CHRISTMAS is a time of goodwill to all men and massive pay cheques for certain musicians, such as these.
The undisputed king of festive songs. The Slade frontman’s joyous klaxon-like scream that Christmas has arrived is probably only outdone by his raucous ‘ker-ching’ when the royalty statement lands on the doormat. It’s a gravy chain that’s sure to last forever, unless future generations find a reason to cancel him, which given that he’s a 70s celebrity isn’t exactly off the cards.
The tinkling intro and opening warble of All I Want for Christmas Is You have you trained to start salivating over mince pies like a dog with Pavlovian conditioning, if Pavlov had been a pioneer of Christmas schmaltz. Just like climate change, this exhausting song is a permanent, miserable part of everyone’s life. The only person benefiting from it is Mariah Carey, which is just as well because she hasn’t had a hit in a few decades.
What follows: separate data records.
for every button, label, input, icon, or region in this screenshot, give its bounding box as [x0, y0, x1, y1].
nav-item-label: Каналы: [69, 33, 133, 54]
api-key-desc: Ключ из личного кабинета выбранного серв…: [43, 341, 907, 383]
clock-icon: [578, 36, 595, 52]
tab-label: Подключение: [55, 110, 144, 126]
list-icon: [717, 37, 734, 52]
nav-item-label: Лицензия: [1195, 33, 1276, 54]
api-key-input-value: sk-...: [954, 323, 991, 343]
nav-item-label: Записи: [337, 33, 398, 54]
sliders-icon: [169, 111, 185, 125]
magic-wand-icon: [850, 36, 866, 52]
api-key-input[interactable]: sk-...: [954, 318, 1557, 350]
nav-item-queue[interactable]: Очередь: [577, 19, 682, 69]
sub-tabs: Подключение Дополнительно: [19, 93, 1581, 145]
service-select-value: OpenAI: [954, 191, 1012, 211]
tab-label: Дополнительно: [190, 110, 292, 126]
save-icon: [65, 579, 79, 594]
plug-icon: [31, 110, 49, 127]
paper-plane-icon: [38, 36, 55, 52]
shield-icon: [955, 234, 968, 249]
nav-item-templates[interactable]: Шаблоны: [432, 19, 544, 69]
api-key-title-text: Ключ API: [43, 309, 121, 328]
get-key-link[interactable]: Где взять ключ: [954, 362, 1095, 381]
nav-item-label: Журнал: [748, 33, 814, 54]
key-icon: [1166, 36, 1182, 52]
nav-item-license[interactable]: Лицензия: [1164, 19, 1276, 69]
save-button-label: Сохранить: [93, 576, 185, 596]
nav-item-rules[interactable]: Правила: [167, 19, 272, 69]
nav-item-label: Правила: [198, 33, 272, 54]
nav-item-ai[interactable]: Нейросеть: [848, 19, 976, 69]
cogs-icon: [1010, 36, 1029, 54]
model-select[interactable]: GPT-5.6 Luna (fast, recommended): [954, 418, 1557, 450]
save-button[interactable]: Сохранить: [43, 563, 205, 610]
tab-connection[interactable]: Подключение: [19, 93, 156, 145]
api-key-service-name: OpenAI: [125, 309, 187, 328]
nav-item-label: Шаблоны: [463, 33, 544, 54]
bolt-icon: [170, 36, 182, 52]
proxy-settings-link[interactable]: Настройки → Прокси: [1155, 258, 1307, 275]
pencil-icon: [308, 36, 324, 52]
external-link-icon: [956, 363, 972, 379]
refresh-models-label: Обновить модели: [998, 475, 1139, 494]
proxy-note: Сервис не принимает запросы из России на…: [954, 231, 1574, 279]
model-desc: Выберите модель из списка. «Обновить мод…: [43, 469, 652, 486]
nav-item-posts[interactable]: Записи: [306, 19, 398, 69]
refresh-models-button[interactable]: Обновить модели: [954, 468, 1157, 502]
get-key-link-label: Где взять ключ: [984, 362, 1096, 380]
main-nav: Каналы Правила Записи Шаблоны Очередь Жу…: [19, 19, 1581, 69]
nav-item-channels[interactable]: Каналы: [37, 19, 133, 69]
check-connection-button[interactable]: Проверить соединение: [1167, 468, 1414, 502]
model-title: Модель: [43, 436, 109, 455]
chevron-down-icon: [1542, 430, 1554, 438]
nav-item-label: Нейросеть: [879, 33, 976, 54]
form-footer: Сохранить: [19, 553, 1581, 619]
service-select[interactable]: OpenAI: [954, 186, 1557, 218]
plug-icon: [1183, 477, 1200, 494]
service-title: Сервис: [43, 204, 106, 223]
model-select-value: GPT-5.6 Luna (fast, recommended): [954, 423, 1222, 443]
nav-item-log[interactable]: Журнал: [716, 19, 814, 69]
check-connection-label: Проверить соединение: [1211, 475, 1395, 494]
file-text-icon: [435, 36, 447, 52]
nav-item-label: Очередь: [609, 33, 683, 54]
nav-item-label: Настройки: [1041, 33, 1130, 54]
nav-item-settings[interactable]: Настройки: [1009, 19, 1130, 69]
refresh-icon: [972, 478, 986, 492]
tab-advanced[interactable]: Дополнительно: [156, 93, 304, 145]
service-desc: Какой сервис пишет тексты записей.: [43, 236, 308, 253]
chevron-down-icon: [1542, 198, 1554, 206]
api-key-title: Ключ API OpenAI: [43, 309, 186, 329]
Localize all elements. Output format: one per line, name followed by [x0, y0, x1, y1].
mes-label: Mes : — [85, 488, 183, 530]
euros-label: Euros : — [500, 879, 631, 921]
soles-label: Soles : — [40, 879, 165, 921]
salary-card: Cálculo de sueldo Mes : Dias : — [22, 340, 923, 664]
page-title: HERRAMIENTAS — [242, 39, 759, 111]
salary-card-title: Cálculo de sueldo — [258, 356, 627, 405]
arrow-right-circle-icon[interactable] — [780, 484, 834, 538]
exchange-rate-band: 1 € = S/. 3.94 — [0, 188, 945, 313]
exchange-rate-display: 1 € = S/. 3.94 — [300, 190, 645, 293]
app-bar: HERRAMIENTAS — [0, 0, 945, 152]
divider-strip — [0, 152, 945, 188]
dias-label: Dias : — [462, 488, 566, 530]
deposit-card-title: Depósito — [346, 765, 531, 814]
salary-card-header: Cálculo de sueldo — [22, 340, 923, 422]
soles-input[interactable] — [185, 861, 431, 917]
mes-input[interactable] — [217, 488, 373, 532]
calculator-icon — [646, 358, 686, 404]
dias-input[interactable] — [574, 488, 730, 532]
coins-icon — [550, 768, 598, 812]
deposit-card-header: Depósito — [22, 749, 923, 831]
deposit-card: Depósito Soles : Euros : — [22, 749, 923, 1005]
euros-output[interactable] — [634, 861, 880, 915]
One-time Wizzard frontman Roy Wood has surely been living off I Wish It Could Be Christmas Everyday since 1973. Especially since he topped up his coffers by churning out a new live version and a tedious cover featuring the Wombles. Imagine still getting paid a fortune for a piece of work you did 50 years ago. That’s the dream.
A relative newcomer to the scene, but your mum’s favourite wanking material has already got the Christmas song market in a headlock by releasing a full album stuffed with festive tunes. An easy money spinner for the Canadian crooner. He could get a soundalike to grind through the cover versions while watching his bank balance explode.
Not even the inclusion of a lyric that people pretend to be offended about can dent Fairytale of New York’s popularity. Arguably the best Christmas song of all time, this Irish folk-style pop ballad must make Shane MacGowan a multi-millionaire on an annual basis. Luckily we know he’ll spend it wisely. He’s probably on his Peloton right now.